I remember this young man, and then I look at my own weaknesses. There's always something in a person's life that needs purification, that needs to be caught up in the mystery of the Cross. The Cross sorts us out; it makes us make choices we would prefer not to; it discloses the depths of our hearts and the good and evil that is in them. The two thieves crucified with Christ come to the cross alike as two peas in a pod; but one finishes by joining the mob of Jesus' enemies screaming for his death, rejecting everything Jesus is, while the other humbly begs to be remembered as the Lord enters his kingdom. Sheep and goats are separated at the foot of the Cross, anticipating the final judgment, and the human heart gives up its deepest secrets in the presence of the Crucified.
To look on the Cross is to open your heart to judgment; do that, and the Lord himself will sit down with you to refine it as a refiner purifies silver. Whatever dross is in our hearts, whatever secret sins lurk there, whatever demons riding us prevent our own mastery of our passions and desires, our angers and fears,- he will cast it all out as we hold up our hearts to the Savior who was lifted up on the Cross for us. We need to keep looking at this Cross and the holy divine and human fruit it bears. We need to keep opening ourselves up to Jesus for this healing, painful as it is, for he will heal us eventually even from death, and in the present age will knead into our being that goodness, beauty and virtue we see in his own person.

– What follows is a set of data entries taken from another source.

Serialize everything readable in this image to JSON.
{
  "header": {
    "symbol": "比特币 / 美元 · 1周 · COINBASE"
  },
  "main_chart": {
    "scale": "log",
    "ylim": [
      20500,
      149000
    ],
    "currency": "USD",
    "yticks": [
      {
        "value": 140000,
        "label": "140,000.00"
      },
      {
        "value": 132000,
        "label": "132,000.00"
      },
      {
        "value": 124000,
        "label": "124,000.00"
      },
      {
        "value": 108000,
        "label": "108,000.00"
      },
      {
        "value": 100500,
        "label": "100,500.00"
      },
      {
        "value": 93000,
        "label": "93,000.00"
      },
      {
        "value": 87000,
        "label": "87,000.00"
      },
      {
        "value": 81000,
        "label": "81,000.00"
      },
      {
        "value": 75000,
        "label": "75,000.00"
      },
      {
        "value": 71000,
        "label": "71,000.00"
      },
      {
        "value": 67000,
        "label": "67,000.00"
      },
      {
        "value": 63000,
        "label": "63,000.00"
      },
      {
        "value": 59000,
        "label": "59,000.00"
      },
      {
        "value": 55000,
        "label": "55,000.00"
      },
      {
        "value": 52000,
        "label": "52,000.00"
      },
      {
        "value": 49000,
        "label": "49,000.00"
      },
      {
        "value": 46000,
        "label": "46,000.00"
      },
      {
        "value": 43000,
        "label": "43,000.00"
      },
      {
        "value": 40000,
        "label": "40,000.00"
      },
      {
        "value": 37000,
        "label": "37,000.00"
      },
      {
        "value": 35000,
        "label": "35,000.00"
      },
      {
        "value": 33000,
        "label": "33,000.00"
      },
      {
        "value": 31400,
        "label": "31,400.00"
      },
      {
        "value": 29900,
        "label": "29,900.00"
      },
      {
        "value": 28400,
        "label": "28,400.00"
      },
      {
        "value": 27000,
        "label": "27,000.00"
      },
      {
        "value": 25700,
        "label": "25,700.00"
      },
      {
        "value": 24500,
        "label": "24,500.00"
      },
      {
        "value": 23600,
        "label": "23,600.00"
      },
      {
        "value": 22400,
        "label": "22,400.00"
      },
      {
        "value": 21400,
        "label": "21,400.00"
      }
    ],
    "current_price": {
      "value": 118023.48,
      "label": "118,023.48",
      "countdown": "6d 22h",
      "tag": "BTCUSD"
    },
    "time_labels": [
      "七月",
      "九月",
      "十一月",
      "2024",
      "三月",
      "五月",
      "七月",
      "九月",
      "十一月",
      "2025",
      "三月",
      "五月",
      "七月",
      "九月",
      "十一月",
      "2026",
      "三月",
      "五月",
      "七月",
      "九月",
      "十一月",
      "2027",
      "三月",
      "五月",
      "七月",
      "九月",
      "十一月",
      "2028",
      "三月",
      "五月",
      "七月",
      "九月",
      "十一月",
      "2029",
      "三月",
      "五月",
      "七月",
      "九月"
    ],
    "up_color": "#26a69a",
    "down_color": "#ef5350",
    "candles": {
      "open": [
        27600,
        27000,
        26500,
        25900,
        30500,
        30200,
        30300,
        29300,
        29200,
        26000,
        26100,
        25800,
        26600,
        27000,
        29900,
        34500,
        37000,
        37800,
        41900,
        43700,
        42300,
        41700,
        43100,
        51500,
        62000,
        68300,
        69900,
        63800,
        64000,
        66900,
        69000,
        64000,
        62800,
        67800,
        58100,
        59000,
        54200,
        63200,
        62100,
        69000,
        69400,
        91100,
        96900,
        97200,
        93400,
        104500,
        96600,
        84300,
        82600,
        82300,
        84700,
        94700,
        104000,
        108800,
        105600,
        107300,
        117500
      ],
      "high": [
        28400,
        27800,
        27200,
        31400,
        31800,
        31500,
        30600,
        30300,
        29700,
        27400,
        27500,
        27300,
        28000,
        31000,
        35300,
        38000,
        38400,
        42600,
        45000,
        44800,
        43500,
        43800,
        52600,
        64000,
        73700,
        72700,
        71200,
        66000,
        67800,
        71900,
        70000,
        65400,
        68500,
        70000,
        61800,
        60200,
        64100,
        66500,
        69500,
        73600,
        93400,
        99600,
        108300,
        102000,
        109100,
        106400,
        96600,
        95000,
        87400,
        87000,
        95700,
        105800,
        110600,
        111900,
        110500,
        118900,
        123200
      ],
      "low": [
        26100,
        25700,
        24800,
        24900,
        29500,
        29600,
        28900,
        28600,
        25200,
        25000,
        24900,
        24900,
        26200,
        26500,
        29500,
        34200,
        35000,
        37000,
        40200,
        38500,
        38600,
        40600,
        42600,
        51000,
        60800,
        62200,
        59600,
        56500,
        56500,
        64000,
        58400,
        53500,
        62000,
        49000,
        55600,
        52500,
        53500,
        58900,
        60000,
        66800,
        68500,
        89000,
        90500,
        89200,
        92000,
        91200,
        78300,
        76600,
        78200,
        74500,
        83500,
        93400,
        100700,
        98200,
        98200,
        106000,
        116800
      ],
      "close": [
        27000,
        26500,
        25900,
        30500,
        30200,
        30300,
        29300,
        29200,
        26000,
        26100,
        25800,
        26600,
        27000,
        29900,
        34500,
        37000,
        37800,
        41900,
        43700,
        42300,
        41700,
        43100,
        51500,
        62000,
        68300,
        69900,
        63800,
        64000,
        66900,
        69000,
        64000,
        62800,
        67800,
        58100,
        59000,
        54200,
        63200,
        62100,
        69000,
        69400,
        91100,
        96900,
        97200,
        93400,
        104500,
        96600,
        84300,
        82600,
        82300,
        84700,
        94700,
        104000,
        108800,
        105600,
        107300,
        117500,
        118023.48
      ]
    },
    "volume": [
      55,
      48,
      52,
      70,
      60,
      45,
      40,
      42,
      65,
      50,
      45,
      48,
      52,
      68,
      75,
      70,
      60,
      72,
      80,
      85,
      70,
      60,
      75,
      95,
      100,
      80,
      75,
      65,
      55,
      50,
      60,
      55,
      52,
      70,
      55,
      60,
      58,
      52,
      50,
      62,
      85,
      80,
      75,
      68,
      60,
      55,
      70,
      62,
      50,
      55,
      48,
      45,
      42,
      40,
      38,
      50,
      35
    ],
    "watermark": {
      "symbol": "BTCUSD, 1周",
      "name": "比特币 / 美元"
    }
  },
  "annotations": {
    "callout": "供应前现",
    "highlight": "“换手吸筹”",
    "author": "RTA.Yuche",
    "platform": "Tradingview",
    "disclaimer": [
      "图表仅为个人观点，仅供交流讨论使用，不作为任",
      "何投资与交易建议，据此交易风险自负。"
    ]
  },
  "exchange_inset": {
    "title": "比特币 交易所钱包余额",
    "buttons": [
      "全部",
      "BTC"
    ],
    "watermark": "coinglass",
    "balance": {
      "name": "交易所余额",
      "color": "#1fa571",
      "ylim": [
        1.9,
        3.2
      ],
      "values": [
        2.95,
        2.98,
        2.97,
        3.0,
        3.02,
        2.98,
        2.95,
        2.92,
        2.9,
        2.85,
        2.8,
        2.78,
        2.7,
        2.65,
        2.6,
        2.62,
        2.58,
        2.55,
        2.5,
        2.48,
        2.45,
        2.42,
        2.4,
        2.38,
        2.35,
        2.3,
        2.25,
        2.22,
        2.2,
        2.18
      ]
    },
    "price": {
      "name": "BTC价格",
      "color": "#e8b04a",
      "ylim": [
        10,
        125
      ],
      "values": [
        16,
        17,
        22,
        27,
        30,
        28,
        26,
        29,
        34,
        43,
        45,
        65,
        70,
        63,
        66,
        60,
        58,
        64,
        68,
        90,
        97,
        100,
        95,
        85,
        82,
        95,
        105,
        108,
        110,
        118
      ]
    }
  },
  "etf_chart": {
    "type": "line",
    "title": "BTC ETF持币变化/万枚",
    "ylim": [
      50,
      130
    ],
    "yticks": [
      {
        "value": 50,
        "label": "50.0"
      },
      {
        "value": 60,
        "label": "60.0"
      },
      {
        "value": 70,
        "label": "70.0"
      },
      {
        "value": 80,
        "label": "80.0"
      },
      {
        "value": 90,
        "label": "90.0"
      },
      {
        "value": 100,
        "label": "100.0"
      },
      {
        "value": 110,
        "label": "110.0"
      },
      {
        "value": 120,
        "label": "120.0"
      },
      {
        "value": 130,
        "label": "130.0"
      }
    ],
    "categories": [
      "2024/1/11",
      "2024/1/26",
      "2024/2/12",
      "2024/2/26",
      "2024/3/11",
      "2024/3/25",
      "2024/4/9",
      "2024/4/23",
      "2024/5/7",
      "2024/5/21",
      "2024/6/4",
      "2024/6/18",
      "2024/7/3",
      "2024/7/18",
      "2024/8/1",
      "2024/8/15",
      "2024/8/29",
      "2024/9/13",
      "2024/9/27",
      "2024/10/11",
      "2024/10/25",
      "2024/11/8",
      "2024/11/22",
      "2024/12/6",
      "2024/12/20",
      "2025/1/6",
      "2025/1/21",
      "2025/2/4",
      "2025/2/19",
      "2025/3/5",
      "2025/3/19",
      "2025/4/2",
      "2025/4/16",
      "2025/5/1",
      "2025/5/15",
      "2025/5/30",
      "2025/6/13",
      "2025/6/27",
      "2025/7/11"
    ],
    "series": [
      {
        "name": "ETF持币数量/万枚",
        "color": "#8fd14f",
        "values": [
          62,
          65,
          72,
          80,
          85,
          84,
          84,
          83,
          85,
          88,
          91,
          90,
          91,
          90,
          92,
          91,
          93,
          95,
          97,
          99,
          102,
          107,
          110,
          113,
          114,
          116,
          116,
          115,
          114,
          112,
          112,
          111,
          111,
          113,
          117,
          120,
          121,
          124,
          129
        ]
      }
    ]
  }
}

The Victory of the Cross is seen in us, at last, in the conquest of our secret sin, of our favorite and hardenened attachments to desire and avarice, to fear and anger and pride. It is through the embrace of that particular form Cross we are afraid we cannot carry, of the Cross that we will not bear, precisely by this gracious and painful and particular embrace of our share of the Cross of Jesus, that will make us, raised up by Christ, a saint and a friend of God.
Lord Jesus Christ, Son of God, have mercy on me a sinner!